Im Polenztal wurde eigens für die Frühblüher ein Fest gefeiert. Deren Anhänger mussten dieses Jahr besonders lange warten.

© Dirk Zschiedrich

Von Anja Weber

Stolpen/Hohnstein. Viel später als sonst hatte die Märzenbecherblüte in diesem Jahr im Polenztal eingesetzt. Doch die warmen Tage nach Ostern ließen den Märzenbecher-Blütenteppich an der Bockmühle im Polenztal sprießen, sodass am Sonntag hier das Märzenbecherfest gefeiert werden konnte. Doch die Schönheit ist vergänglich.
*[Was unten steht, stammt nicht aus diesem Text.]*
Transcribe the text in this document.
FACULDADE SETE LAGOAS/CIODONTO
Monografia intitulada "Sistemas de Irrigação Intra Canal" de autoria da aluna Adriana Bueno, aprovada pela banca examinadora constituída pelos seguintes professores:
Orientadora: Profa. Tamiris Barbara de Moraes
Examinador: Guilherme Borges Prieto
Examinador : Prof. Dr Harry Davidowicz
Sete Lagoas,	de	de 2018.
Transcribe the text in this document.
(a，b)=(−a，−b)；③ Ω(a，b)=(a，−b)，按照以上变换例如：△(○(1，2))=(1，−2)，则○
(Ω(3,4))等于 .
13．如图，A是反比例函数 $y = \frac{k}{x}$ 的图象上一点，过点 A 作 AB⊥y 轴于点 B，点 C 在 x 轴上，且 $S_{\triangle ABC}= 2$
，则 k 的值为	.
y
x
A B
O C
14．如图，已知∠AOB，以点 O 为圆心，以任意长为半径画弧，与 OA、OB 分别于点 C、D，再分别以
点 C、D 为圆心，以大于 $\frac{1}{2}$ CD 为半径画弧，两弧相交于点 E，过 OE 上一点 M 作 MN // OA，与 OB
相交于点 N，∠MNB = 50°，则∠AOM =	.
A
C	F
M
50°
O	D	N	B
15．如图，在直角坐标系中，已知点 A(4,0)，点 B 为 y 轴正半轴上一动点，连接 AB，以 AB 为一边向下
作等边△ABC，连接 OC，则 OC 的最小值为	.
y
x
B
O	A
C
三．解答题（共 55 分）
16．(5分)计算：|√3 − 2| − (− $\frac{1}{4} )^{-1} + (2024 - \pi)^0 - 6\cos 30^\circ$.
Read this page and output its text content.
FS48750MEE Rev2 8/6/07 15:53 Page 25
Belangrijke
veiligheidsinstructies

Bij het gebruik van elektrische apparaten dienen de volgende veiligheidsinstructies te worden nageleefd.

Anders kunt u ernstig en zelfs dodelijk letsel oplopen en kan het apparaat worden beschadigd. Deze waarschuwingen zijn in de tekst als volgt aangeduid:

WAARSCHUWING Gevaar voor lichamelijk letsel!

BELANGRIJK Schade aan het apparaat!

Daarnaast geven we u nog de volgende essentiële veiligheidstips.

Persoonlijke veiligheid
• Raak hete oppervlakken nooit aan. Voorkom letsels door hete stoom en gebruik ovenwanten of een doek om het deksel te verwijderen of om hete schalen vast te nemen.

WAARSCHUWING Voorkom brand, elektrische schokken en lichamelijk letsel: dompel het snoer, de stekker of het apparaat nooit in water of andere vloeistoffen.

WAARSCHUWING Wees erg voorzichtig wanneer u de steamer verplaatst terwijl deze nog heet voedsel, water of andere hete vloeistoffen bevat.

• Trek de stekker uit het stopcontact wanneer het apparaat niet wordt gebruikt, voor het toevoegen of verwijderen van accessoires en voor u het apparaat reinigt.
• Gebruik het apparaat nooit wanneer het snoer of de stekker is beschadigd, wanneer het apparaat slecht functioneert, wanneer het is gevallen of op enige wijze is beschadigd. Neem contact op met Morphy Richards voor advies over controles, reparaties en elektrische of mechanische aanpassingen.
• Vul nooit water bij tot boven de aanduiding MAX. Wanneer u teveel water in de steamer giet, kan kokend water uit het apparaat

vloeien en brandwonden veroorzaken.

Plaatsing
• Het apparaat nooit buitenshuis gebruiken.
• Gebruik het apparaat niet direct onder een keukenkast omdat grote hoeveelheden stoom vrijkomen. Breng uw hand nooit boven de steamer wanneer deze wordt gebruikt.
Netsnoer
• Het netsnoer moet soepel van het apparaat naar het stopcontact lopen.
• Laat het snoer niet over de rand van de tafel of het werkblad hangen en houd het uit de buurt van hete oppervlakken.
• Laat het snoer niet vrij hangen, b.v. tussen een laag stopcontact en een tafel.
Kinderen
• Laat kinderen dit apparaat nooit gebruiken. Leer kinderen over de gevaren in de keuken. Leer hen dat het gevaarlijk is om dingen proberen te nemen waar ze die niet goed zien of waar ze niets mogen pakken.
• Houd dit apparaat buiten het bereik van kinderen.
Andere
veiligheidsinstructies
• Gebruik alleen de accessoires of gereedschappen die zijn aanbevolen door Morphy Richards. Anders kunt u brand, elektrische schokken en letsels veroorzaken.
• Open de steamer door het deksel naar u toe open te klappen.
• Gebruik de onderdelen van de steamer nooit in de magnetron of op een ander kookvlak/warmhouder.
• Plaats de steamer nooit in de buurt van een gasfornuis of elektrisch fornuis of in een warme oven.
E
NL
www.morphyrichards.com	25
Während die Anhänger der Märzenbecher erst lange gewartet haben, müssen sie sich inzwischen schon wieder beeilen, diese noch zu Gesicht zu bekommen. Denn vor allem in den Ortslagen von Cunnersdorf und Langenwolmsdorf ziehen sich die Blüten schon wieder zurück. Damit die Besucher dennoch auf ihre Kosten kommen, haben fleißige Helfer aus Cunnersdorf und Heeselicht Wandertouren eingerichtet. Das Parkleitsystem wird jeden Gast sicher an das Ausflugsziel führen. Bei trockener Wetterlage stehen genügend Parkmöglichkeiten am Landweg in Cunnersdorf, in Heeselicht sowie straßenbegleitend im Polenztal bereit. Vier Wandertouren unterschiedlicher Schwierigkeitsgrade sind ausgeschildert. Die Tourenpläne werden am Parkplatz Landweg und in den Gasthäusern sowie in den Tourist-Informationen kostenlos angeboten. Die Märzenbecherblüte ist ein Naturschauspiel zur Frühlingszeit. Der besondere Reiz liegt in der einmaligen Topographie und Landschaft des oberen Polenztales. Besucher erleben eine nahezu unberührte Naturlandschaft, eingepasst in die schroffen Hänge aus Granit und Sandstein.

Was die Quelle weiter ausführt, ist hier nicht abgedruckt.